St. Yustinus Martir: Apolog Kristen Bernuansa Filsafat

St. Yustinus Martir: Apolog Kristen Bernuansa Filsafat
Picture form Mirifica News

ClaretPath.com – St. Yustinus Martir: Apolog Kristen Bernuansa Filsafat

Yustinus Martir  memiliki posisi yang sangat penting dalam kehidupan Gereja, secara khusus dalam memperjuangkan eksistensi filsafat dalam dunia teologi.  Pada masa hidupnya, Gereja sedang mendapat  pergulatan yang luar biasa hebatnya untuk menemukan titik temu  antara kebenaran filsafat dan kebenaran iman Kristiani. Secara pribadi, dia menyetujui pentingnya dunia filsafat dalam merumuskan teologi. Keduanya merupakan sesuatu yang tidak dapat dilepas-pisahkan.

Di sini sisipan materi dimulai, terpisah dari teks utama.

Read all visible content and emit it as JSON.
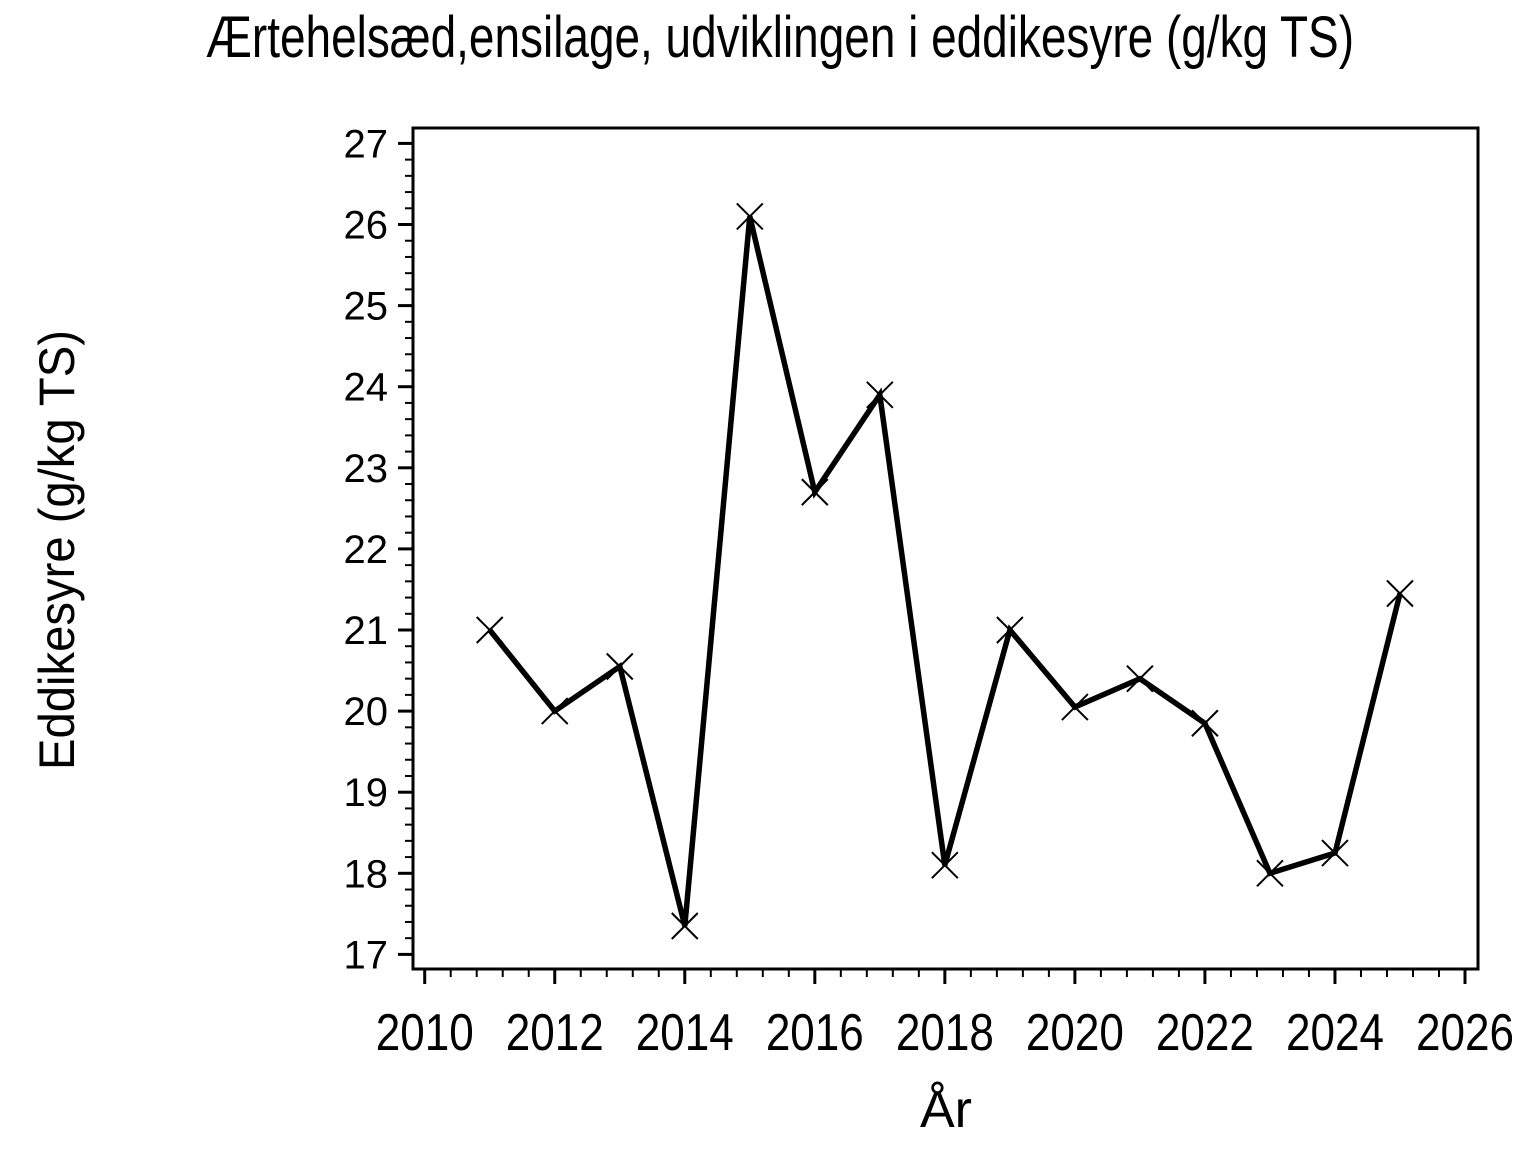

Yustinus lahir sekitar 100 M di Flavia Neapolis (sekarang dikenal dengan nama Nablus) di Samaria. Santo Yustinus dikenal sebagai Yustinus Martir dan Yustinus sang Filsuf. Dia adalah seorang apolog Kristen dan dipandang sebagai penafsir terpenting teori Logos pada abad ke-2. Ia wafat sebagai martir bersama dengan sejumlah muridnya, dan dipandang sebagai seorang santo atau orang kudus oleh Gereja Katolik, Gereja Anglikan, Gereja Ortodoks Timur dan Gereja Ortodoks Oriental.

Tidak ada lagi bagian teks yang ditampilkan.